Completing the bureau illusion, Schiaparelli outfitted her drawer-pockets with a variety of drawer handles, employing plastic crystal doorknobs, black plastic rings, and hanging pull tabs. As she noted in her autobiography, Schiaparelli worked closely with talented jewelers, sculptors, and artisans who used “the most incredible things” to make her closures. “Not one [button] looked like what a button was supposed to look like,” she reflected. Crafted from plastic, wood or metal, they were shaped to resemble crawling insects, peanuts, chains, locks, clips, spent bullet casings, and lollipops. While Schiaparelli stayed close to her sources in this instance (drawers and doors), Dalí turned to mink-tufted pom-poms to act as drawer pulls in his Venus sculpture. These differing choices suggest that for all the productive spark of collaboration, these individual partners still pursued their own paths. Dalí’s drawer pulls seductively invited touch. Schiaparelli’s pull tabs, witty and slightly alarming on second glance, offered one of those invitations an observer knows not to follow up on. Of all the options, the hanging pull tab, so close to the nipple, seems to have been a little too racy for the retailer Bergdorf Goodman: the sketch of the model shows that a buyer crossed it out.

Did Schiaparelli tame Dalí’s work into a conservative suit that any woman could wear, as some critics have maintained?

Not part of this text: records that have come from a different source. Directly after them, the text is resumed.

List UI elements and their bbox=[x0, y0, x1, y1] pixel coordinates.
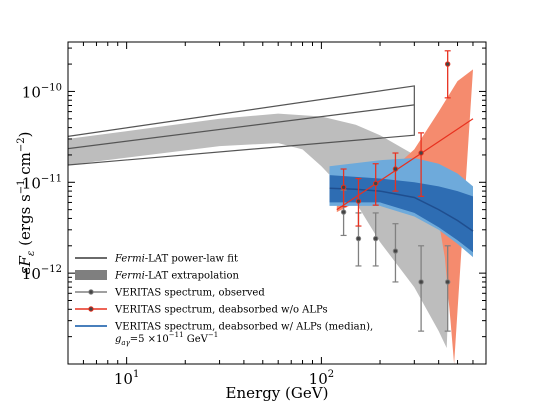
alp-coupling-part: −11 bbox=[169, 331, 184, 339]
legend-label-part: VERITAS spectrum, deabsorbed w/o ALPs bbox=[114, 305, 328, 316]
y-tick-label-base: 10 bbox=[22, 83, 41, 101]
y-tick-label: 10−11 bbox=[22, 173, 62, 192]
plot-frame bbox=[67, 41, 487, 365]
x-tick-label-base: 10 bbox=[114, 370, 133, 388]
legend-label-part: -LAT power-law fit bbox=[145, 254, 238, 265]
legend-marker-veritas_noalps bbox=[88, 306, 94, 312]
no-alps-fit-line bbox=[336, 118, 474, 211]
alp-coupling-part: g bbox=[115, 334, 121, 345]
legend-label-veritas_noalps: VERITAS spectrum, deabsorbed w/o ALPs bbox=[114, 305, 328, 316]
alp-coupling-part: aγ bbox=[121, 339, 130, 347]
no-alps-point bbox=[444, 61, 451, 67]
alps-inner-band bbox=[329, 175, 473, 253]
no-alps-point bbox=[418, 150, 424, 156]
y-tick-label-exp: −12 bbox=[41, 264, 62, 275]
alps-median-line bbox=[329, 187, 474, 232]
x-tick-label-exp: 2 bbox=[328, 369, 334, 380]
no-alps-band bbox=[336, 69, 473, 364]
axis-ticks bbox=[67, 42, 487, 365]
x-tick-label-exp: 1 bbox=[133, 369, 139, 380]
y-tick-label-exp: −10 bbox=[41, 82, 62, 93]
legend-label-part: -LAT extrapolation bbox=[145, 271, 240, 282]
legend-label-part: Fermi bbox=[114, 254, 145, 265]
legend-label-veritas_obs: VERITAS spectrum, observed bbox=[114, 288, 265, 299]
y-tick-label-exp: −11 bbox=[41, 173, 62, 184]
x-tick-label-base: 10 bbox=[309, 370, 328, 388]
legend-alp-coupling: gaγ=5 ×10−11 GeV−1 bbox=[115, 331, 218, 347]
y-label-unit-mid: cm bbox=[16, 152, 34, 179]
fermi-fit-bowtie bbox=[68, 85, 415, 166]
y-tick-label: 10−12 bbox=[22, 264, 62, 283]
no-alps-point bbox=[355, 198, 362, 204]
y-label-unit-end: ) bbox=[16, 131, 34, 137]
y-label-prefix: εF bbox=[16, 255, 34, 274]
legend-label-fermi_fit: Fermi-LAT power-law fit bbox=[114, 254, 238, 265]
legend-label-veritas_alps: VERITAS spectrum, deabsorbed w/ ALPs (me… bbox=[114, 322, 373, 333]
observed-point bbox=[372, 235, 379, 242]
y-tick-label-base: 10 bbox=[22, 265, 41, 283]
observed-point bbox=[392, 248, 399, 254]
legend-swatch-fermi_extrap bbox=[75, 270, 107, 280]
y-axis-label: εFε (ergs s−1 cm−2) bbox=[16, 131, 37, 274]
alp-coupling-part: =5 ×10 bbox=[130, 334, 169, 345]
observed-point bbox=[355, 235, 362, 242]
no-alps-point bbox=[372, 180, 379, 187]
plot-area bbox=[68, 50, 474, 364]
observed-point bbox=[340, 209, 347, 215]
alp-coupling-part: GeV bbox=[184, 334, 209, 345]
x-tick-label: 102 bbox=[309, 369, 334, 388]
legend-label-part: VERITAS spectrum, observed bbox=[114, 288, 265, 299]
legend-label-part: VERITAS spectrum, deabsorbed w/ ALPs (me… bbox=[114, 322, 373, 333]
y-label-exp1: −1 bbox=[16, 179, 27, 194]
veritas-no-alps-points bbox=[340, 50, 451, 227]
y-label-exp2: −2 bbox=[16, 137, 27, 152]
y-label-sub: ε bbox=[26, 251, 37, 256]
no-alps-point bbox=[340, 184, 347, 191]
observed-point bbox=[418, 279, 424, 285]
observed-point bbox=[444, 279, 451, 285]
fermi-fit-line bbox=[68, 104, 415, 150]
legend-marker-veritas_obs bbox=[88, 289, 94, 295]
x-tick-label: 101 bbox=[114, 369, 139, 388]
y-tick-label: 10−10 bbox=[22, 82, 62, 101]
x-axis-label: Energy (GeV) bbox=[226, 384, 329, 402]
legend-label-part: Fermi bbox=[114, 271, 145, 282]
legend-label-fermi_extrap: Fermi-LAT extrapolation bbox=[114, 271, 239, 282]
no-alps-point bbox=[392, 166, 399, 172]
y-tick-label-base: 10 bbox=[22, 174, 41, 192]
y-label-unit-start: (ergs s bbox=[16, 194, 34, 250]
alp-coupling-part: −1 bbox=[208, 331, 218, 339]
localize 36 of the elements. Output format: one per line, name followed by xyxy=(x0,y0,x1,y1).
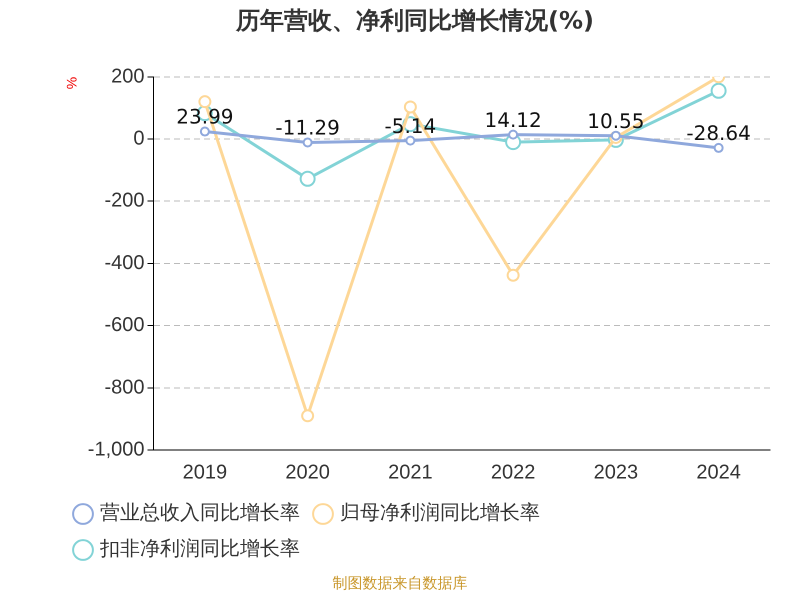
y-tick-label: -1,000 xyxy=(88,438,145,461)
x-tick-label: 2021 xyxy=(388,462,433,484)
y-tick-label: -200 xyxy=(104,190,145,212)
y-tick-label: -400 xyxy=(104,252,145,274)
data-label: -5.14 xyxy=(384,114,436,138)
point xyxy=(302,138,313,148)
x-tick-label: 2020 xyxy=(285,462,330,484)
data-label: 10.55 xyxy=(587,108,645,133)
point xyxy=(506,268,520,282)
legend-label: 营业总收入同比增长率 xyxy=(100,500,300,524)
point xyxy=(714,142,724,153)
point xyxy=(405,136,416,146)
point xyxy=(300,170,316,187)
y-tick-label: 200 xyxy=(111,65,145,88)
x-tick-label: 2022 xyxy=(490,462,536,484)
y-tick-label: 0 xyxy=(133,128,145,150)
point xyxy=(200,126,210,137)
text: 制图数据来自数据库 xyxy=(332,574,468,593)
legend-label: 归母净利润同比增长率 xyxy=(340,500,540,524)
chart-title: 历年营收、净利同比增长情况(%) xyxy=(235,6,594,35)
x-tick-label: 2023 xyxy=(594,462,638,484)
x-tick-label: 2024 xyxy=(696,462,741,484)
point xyxy=(198,95,212,108)
point xyxy=(508,130,518,140)
data-label: 14.12 xyxy=(484,108,542,132)
y-tick-label: -800 xyxy=(104,376,145,398)
point xyxy=(301,409,314,422)
y-axis-title: % xyxy=(63,76,80,90)
y-tick-label: -600 xyxy=(104,314,145,336)
legend-label: 扣非净利润同比增长率 xyxy=(99,536,300,560)
data-label: -28.64 xyxy=(686,121,751,146)
data-label: -11.29 xyxy=(275,116,340,140)
point xyxy=(710,82,727,99)
x-tick-label: 2019 xyxy=(182,462,228,484)
data-label: 23.99 xyxy=(176,104,234,129)
point xyxy=(404,100,417,114)
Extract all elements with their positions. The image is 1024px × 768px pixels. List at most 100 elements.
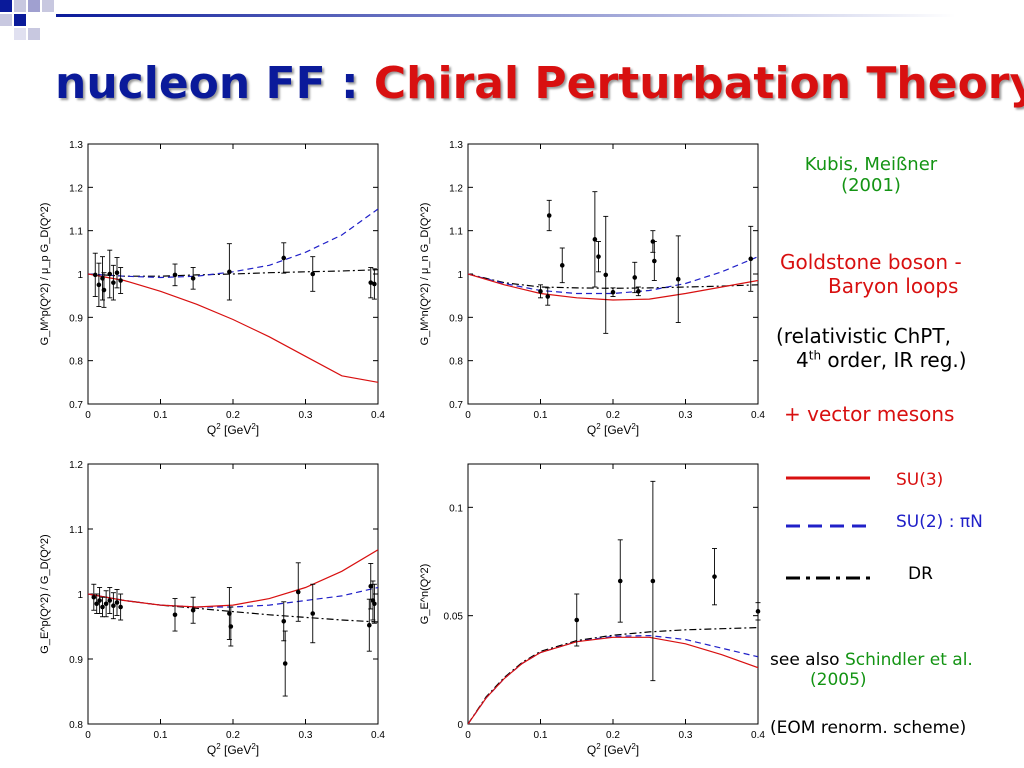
x-axis-label: Q2 [GeV2] [207, 742, 259, 757]
y-axis-label: G_E^n(Q^2) [419, 564, 431, 624]
x-tick-label: 0 [465, 410, 471, 421]
y-tick-label: 0.1 [449, 503, 463, 514]
x-tick-label: 0.1 [154, 730, 168, 741]
chart-gen: 0 0.1 0.2 0.3 0.4 0 0.05 0.1 Q2 [GeV2] G_E^n(Q^2) [410, 452, 770, 764]
data-point [281, 619, 287, 624]
curve-su3 [88, 549, 378, 608]
curve-su3 [468, 636, 758, 724]
x-tick-label: 0.3 [299, 730, 313, 741]
legend-su3-label: SU(3) [896, 470, 944, 490]
data-point [368, 583, 374, 589]
x-tick-label: 0.1 [154, 410, 168, 421]
x-tick-label: 0 [85, 410, 91, 421]
y-tick-label: 0.8 [69, 720, 83, 731]
chart-gmp: 0 0.1 0.2 0.3 0.4 0.7 0.8 0.9 1 1.1 1.2 1.3 Q2 [GeV2… [30, 132, 390, 444]
data-point [100, 604, 105, 610]
x-tick-label: 0.2 [606, 410, 620, 421]
x-tick-label: 0.1 [534, 730, 548, 741]
see-also-ref: Schindler et al. [844, 650, 973, 670]
data-point [228, 624, 234, 629]
curve-dr [88, 593, 378, 623]
legend-dr-line [786, 576, 870, 580]
data-point [190, 276, 196, 281]
data-point [574, 617, 580, 623]
data-point [101, 287, 107, 293]
curve-su2 [88, 586, 378, 608]
y-axis-label: G_E^p(Q^2) / G_D(Q^2) [39, 534, 51, 653]
data-point [632, 275, 638, 280]
data-point [227, 269, 232, 275]
chart-gmp-svg: 0 0.1 0.2 0.3 0.4 0.7 0.8 0.9 1 1.1 1.2 1.3 Q2 [GeV2… [39, 140, 385, 437]
y-tick-label: 1 [457, 270, 463, 281]
data-point [617, 578, 623, 584]
y-axis-label: G_M^p(Q^2) / μ_p G_D(Q^2) [39, 203, 51, 346]
legend-su2-line [786, 524, 870, 528]
chpt-note: (relativistic ChPT, 4th order, IR reg.) [776, 324, 967, 372]
data-point [96, 282, 102, 288]
y-tick-label: 0 [457, 720, 463, 731]
x-axis-label: Q2 [GeV2] [587, 422, 639, 437]
data-point [114, 270, 120, 275]
x-tick-label: 0.4 [751, 410, 765, 421]
chart-gen-svg: 0 0.1 0.2 0.3 0.4 0 0.05 0.1 Q2 [GeV2] G_E^n(Q^2) [419, 463, 765, 757]
see-also-text: see also [770, 650, 840, 670]
data-point [172, 272, 178, 278]
y-tick-label: 0.7 [449, 400, 463, 411]
chart-gmn: 0 0.1 0.2 0.3 0.4 0.7 0.8 0.9 1 1.1 1.2 1.3 Q2 [GeV2… [410, 132, 770, 444]
curve-dr [468, 627, 758, 724]
y-tick-label: 1.2 [69, 183, 83, 194]
chart-gep: 0 0.1 0.2 0.3 0.4 0.8 0.9 1 1.1 1.2 Q2 [GeV2] G_E^p… [30, 452, 390, 764]
x-tick-label: 0.1 [534, 410, 548, 421]
ref-kubis-line2: (2001) [841, 175, 901, 196]
title-rule [56, 14, 956, 17]
data-point [559, 263, 565, 268]
data-point [603, 272, 609, 278]
page-title: nucleon FF : Chiral Perturbation Theory [55, 58, 1024, 109]
y-tick-label: 0.05 [444, 612, 464, 623]
y-tick-label: 0.9 [69, 655, 83, 666]
curve-su3 [468, 273, 758, 301]
data-point [114, 600, 120, 605]
y-tick-label: 0.8 [449, 357, 463, 368]
chpt-line1: (relativistic ChPT, [776, 324, 951, 348]
y-axis-label: G_M^n(Q^2) / μ_n G_D(Q^2) [419, 203, 431, 346]
data-point [190, 607, 196, 613]
data-point [103, 601, 109, 607]
vector-mesons-note: + vector mesons [784, 402, 955, 426]
data-point [111, 280, 116, 285]
legend-dr-label: DR [908, 564, 933, 584]
chpt-line2: 4th order, IR reg.) [776, 348, 967, 372]
data-point [755, 609, 761, 614]
y-tick-label: 1 [77, 590, 83, 601]
legend-su3-line [786, 476, 870, 480]
x-tick-label: 0.3 [679, 730, 693, 741]
y-tick-label: 1.1 [449, 227, 463, 238]
data-point [650, 578, 656, 584]
loops-line1: Goldstone boson - [780, 250, 962, 274]
x-tick-label: 0.4 [371, 730, 385, 741]
data-point [367, 622, 372, 628]
loops-line2: Baryon loops [828, 274, 959, 298]
data-point [107, 598, 113, 603]
loops-note: Goldstone boson - Baryon loops [780, 250, 962, 298]
legend-su2-label: SU(2) : πN [896, 512, 983, 532]
data-point [610, 289, 616, 295]
data-point [91, 594, 97, 600]
curve-su3 [88, 273, 378, 383]
data-point [372, 281, 377, 287]
y-tick-label: 1.3 [449, 140, 463, 151]
x-tick-label: 0.3 [299, 410, 313, 421]
see-also-year: (2005) [810, 670, 867, 690]
y-tick-label: 0.7 [69, 400, 83, 411]
data-point [596, 254, 601, 259]
chart-gep-svg: 0 0.1 0.2 0.3 0.4 0.8 0.9 1 1.1 1.2 Q2 [GeV2] G_E^p… [39, 460, 385, 757]
data-point [295, 589, 301, 595]
y-tick-label: 1.3 [69, 140, 83, 151]
ref-kubis-line1: Kubis, Meißner [804, 154, 938, 175]
y-tick-label: 0.8 [69, 357, 83, 368]
x-tick-label: 0.2 [226, 410, 240, 421]
curve-dr [88, 269, 378, 277]
data-point [281, 255, 287, 261]
x-tick-label: 0.4 [371, 410, 385, 421]
x-tick-label: 0.4 [751, 730, 765, 741]
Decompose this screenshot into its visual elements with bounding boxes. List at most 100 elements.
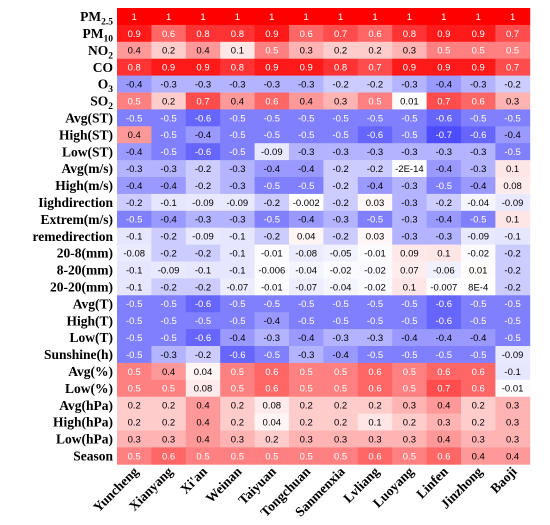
cell-value-label: -0.4 (126, 79, 142, 90)
row-label: Avg(%) (68, 364, 113, 379)
heatmap-cell (220, 312, 255, 330)
heatmap-cell (495, 75, 531, 93)
heatmap-cell (426, 227, 462, 245)
cell-value-label: 1 (304, 12, 309, 23)
cell-value-label: -0.3 (367, 333, 383, 344)
heatmap-cell (117, 210, 152, 229)
cell-value-label: 0.8 (231, 63, 244, 74)
heatmap-cell (392, 329, 427, 347)
heatmap-cell (495, 430, 531, 448)
cell-value-label: 0.3 (403, 46, 416, 57)
cell-value-label: 0.6 (437, 451, 450, 462)
cell-value-label: -0.5 (160, 130, 176, 141)
heatmap-cell (357, 160, 393, 178)
cell-value-label: 0.5 (128, 451, 141, 462)
heatmap-cell (392, 126, 427, 144)
heatmap-cell (461, 109, 496, 127)
heatmap-cell (220, 278, 255, 296)
cell-value-label: 0.5 (162, 384, 175, 395)
cell-value-label: 0.8 (196, 29, 209, 40)
heatmap-cell (461, 126, 496, 144)
cell-value-label: 8E-4 (468, 282, 488, 293)
heatmap-cell (117, 227, 152, 245)
cell-value-label: 0.4 (506, 451, 519, 462)
heatmap-cell (495, 177, 531, 195)
cell-value-label: -0.4 (298, 333, 314, 344)
cell-value-label: 0.9 (437, 29, 450, 40)
heatmap-cell (185, 244, 221, 262)
cell-value-label: 0.3 (128, 434, 141, 445)
cell-value-label: 0.6 (265, 384, 278, 395)
heatmap-cell (426, 160, 462, 178)
cell-value-label: 0.3 (506, 434, 519, 445)
heatmap-cell (220, 41, 255, 60)
cell-value-label: -0.2 (332, 232, 348, 243)
heatmap-cell (151, 143, 187, 161)
heatmap-cell (289, 278, 324, 296)
cell-value-label: -0.5 (298, 181, 314, 192)
cell-value-label: -0.5 (298, 113, 314, 124)
heatmap-cell (151, 8, 187, 26)
cell-value-label: -0.5 (401, 316, 417, 327)
heatmap-cell (495, 58, 531, 76)
cell-value-label: -0.3 (436, 232, 452, 243)
heatmap-cell (323, 413, 359, 431)
heatmap-cell (289, 227, 324, 245)
cell-value-label: 0.3 (403, 434, 416, 445)
row-label: PM10 (83, 26, 114, 45)
cell-value-label: -0.5 (160, 299, 176, 310)
heatmap-cell (254, 430, 290, 448)
cell-value-label: -0.002 (293, 198, 320, 209)
heatmap-cell (220, 160, 255, 178)
cell-value-label: 0.3 (437, 417, 450, 428)
heatmap-cell (254, 312, 290, 330)
cell-value-label: -0.4 (229, 333, 245, 344)
heatmap-cell (185, 430, 221, 448)
heatmap-cell (426, 8, 462, 26)
heatmap-cell (151, 312, 187, 330)
cell-value-label: -0.5 (126, 215, 142, 226)
row-label: Season (73, 448, 113, 463)
heatmap-cell (392, 362, 427, 381)
heatmap-cell (392, 227, 427, 245)
cell-value-label: -0.5 (264, 130, 280, 141)
heatmap-cell (392, 413, 427, 431)
cell-value-label: 0.2 (162, 46, 175, 57)
heatmap-cell (254, 379, 290, 398)
cell-value-label: -0.1 (229, 265, 245, 276)
heatmap-cell (392, 41, 427, 60)
cell-value-label: -0.5 (401, 113, 417, 124)
cell-value-label: 0.1 (368, 417, 381, 428)
heatmap-cell (289, 346, 324, 364)
cell-value-label: -0.2 (195, 282, 211, 293)
heatmap-cell (117, 143, 152, 161)
heatmap-cell (220, 379, 255, 398)
cell-value-label: -2E-14 (395, 164, 424, 175)
heatmap-cell (185, 58, 221, 76)
cell-value-label: -0.4 (470, 181, 486, 192)
cell-value-label: -0.3 (332, 333, 348, 344)
cell-value-label: -0.5 (264, 299, 280, 310)
heatmap-cell (461, 362, 496, 381)
cell-value-label: 0.03 (366, 198, 385, 209)
heatmap-cell (220, 58, 255, 76)
cell-value-label: -0.2 (504, 265, 520, 276)
heatmap-cell (185, 295, 221, 313)
heatmap-cell (151, 329, 187, 347)
cell-value-label: -0.5 (332, 130, 348, 141)
cell-value-label: -0.2 (504, 248, 520, 259)
cell-value-label: 0.8 (128, 63, 141, 74)
heatmap-cell (461, 41, 496, 60)
heatmap-cell (220, 227, 255, 245)
cell-value-label: -0.6 (195, 333, 211, 344)
heatmap-cell (426, 109, 462, 127)
heatmap-cell (392, 244, 427, 262)
heatmap-cell (426, 177, 462, 195)
cell-value-label: 0.9 (196, 63, 209, 74)
heatmap-cell (426, 126, 462, 144)
cell-value-label: -0.2 (332, 79, 348, 90)
cell-value-label: -0.2 (195, 248, 211, 259)
heatmap-cell (289, 109, 324, 127)
heatmap-cell (117, 396, 152, 414)
cell-value-label: 0.6 (472, 384, 485, 395)
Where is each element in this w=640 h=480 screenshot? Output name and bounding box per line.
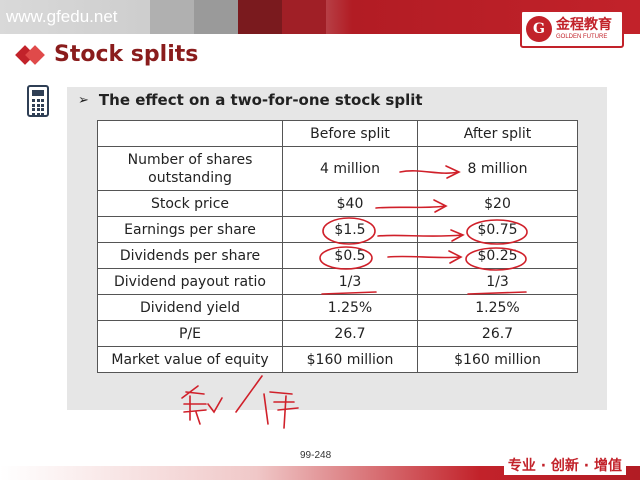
company-logo: G 金程教育 GOLDEN FUTURE bbox=[520, 10, 624, 48]
logo-chinese-name: 金程教育 bbox=[556, 17, 612, 33]
logo-english-name: GOLDEN FUTURE bbox=[556, 34, 608, 40]
before-value: 26.7 bbox=[282, 320, 418, 347]
table-row: Stock price $40 $20 bbox=[97, 190, 578, 217]
table-row: Market value of equity $160 million $160… bbox=[97, 346, 578, 373]
table-row: Dividends per share $0.5 $0.25 bbox=[97, 242, 578, 269]
after-value: 1.25% bbox=[417, 294, 578, 321]
after-value: $0.25 bbox=[417, 242, 578, 269]
table-row: P/E 26.7 26.7 bbox=[97, 320, 578, 347]
table-header-cell: Before split bbox=[282, 120, 418, 147]
table-row: Number of shares outstanding 4 million 8… bbox=[97, 146, 578, 191]
slide-title-row: Stock splits bbox=[15, 42, 199, 67]
before-value: $40 bbox=[282, 190, 418, 217]
row-label: Dividend yield bbox=[97, 294, 283, 321]
table-row: Dividend payout ratio 1/3 1/3 bbox=[97, 268, 578, 295]
table-header-row: Before split After split bbox=[97, 120, 578, 147]
logo-mark-icon: G bbox=[526, 16, 552, 42]
before-value: $0.5 bbox=[282, 242, 418, 269]
banner-color-blocks bbox=[150, 0, 326, 34]
before-value: $160 million bbox=[282, 346, 418, 373]
slide-title: Stock splits bbox=[54, 42, 199, 67]
footer-slogan: 专业 · 创新 · 增值 bbox=[503, 455, 626, 475]
calculator-icon bbox=[27, 85, 49, 117]
after-value: $20 bbox=[417, 190, 578, 217]
bullet-text: The effect on a two-for-one stock split bbox=[98, 91, 423, 109]
before-value: 1/3 bbox=[282, 268, 418, 295]
row-label: Dividends per share bbox=[97, 242, 283, 269]
table-header-cell: After split bbox=[417, 120, 578, 147]
table-row: Dividend yield 1.25% 1.25% bbox=[97, 294, 578, 321]
row-label: Market value of equity bbox=[97, 346, 283, 373]
table-row: Earnings per share $1.5 $0.75 bbox=[97, 216, 578, 243]
after-value: 26.7 bbox=[417, 320, 578, 347]
row-label: Dividend payout ratio bbox=[97, 268, 283, 295]
after-value: 1/3 bbox=[417, 268, 578, 295]
bullet-point: ➢ The effect on a two-for-one stock spli… bbox=[78, 91, 423, 109]
row-label: P/E bbox=[97, 320, 283, 347]
before-value: $1.5 bbox=[282, 216, 418, 243]
before-value: 1.25% bbox=[282, 294, 418, 321]
row-label: Earnings per share bbox=[97, 216, 283, 243]
site-url: www.gfedu.net bbox=[6, 7, 118, 26]
after-value: $0.75 bbox=[417, 216, 578, 243]
stock-split-table: Before split After split Number of share… bbox=[97, 120, 578, 373]
after-value: $160 million bbox=[417, 346, 578, 373]
row-label: Stock price bbox=[97, 190, 283, 217]
after-value: 8 million bbox=[417, 146, 578, 191]
table-header-cell bbox=[97, 120, 283, 147]
page-number: 99-248 bbox=[300, 450, 332, 461]
row-label: Number of shares outstanding bbox=[97, 146, 283, 191]
arrow-bullet-icon: ➢ bbox=[78, 92, 89, 108]
before-value: 4 million bbox=[282, 146, 418, 191]
footer-bar bbox=[0, 466, 640, 480]
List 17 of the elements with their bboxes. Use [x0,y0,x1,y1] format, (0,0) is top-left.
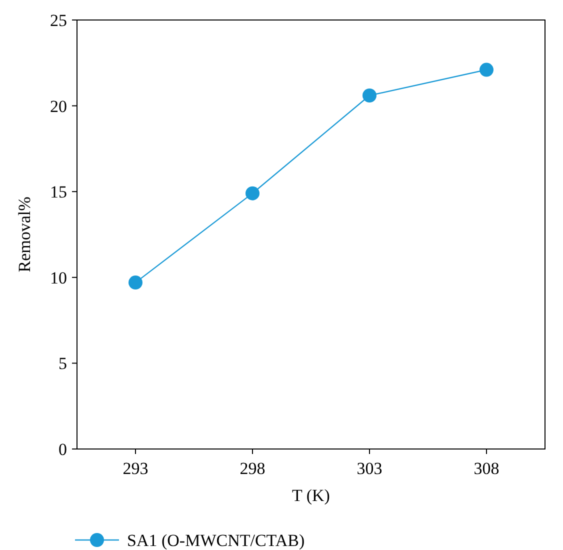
point [128,276,142,290]
y-tick-label: 0 [58,440,67,459]
y-tick-label: 5 [58,354,67,374]
x-axis-title: T (K) [292,486,330,505]
y-tick-label: 15 [50,182,67,202]
x-tick-label: 293 [122,459,148,478]
point [246,186,260,200]
y-tick-label: 10 [50,268,67,288]
x-tick-label: 308 [474,459,500,478]
y-axis-title: Removal% [15,196,34,272]
legend-label: SA1 (O-MWCNT/CTAB) [127,530,305,550]
point [480,62,494,77]
y-tick-label: 25 [50,10,67,30]
x-tick-label: 303 [356,459,382,478]
point [362,88,376,103]
y-tick-label: 20 [50,96,67,116]
x-tick-label: 298 [240,459,266,478]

She clearly backed away from the overtly sexual. But one could also say that she had other motives, and that she intended to allow the wearer to keep hold of her secrets. As Gaston Bachelard observed in his 1954 book, The Poetics of Space, drawers and the locks and keys with which we secure them have resonances other than the sexual ones psychoanalysts have so “monotonously” attributed to them. Chests and drawers are hiding places, “hybrid objects” important to imaginative life that satisfy our need for privacy and mystery. Significantly, a drawer is a “space that is not open to just anybody.” No chest or drawer exists that cannot be ransacked, however, and so rather than attempt to “frighten” the trespasser with ornate latches and bolts, “it is preferable to mislead him,” mused Bachelard. In her bureau-drawer suit, only the wearer has privileged access to intimate space. Only the wearer knew which pockets were real and which were red herrings. Attentive to women’s imaginative lives, Schiaparelli offered imaginative work that did not tame the suit so much place the wearer in control.

At the time, the suit itself was something over which women hoped to gain some control. Much of the drama in women’s wear over the course of the twentieth century involved appropriating the forms and symbolic authority of menswear. Influenced by Schiaparelli (a “cunning carpenter of clothes,” as Janet Flanner observed in the New Yorker in 1932), sleeker suits in a wider range of materials steadily replaced dresses for chic urban living. These suits were still almost universally worn with skirts, which would seem to confirm their femininity, but they nevertheless looked modern and severe. It is not surprising that ambivalence over women’s encroachment into menswear, and their parallel quest for increasing power and status, occasionally played out on the surface of coats and suits tailored to fit women’s bodies. At the same time, pockets—and the manner in which they were manipulated at breast and hip—registered and animated those cross-gender tensions.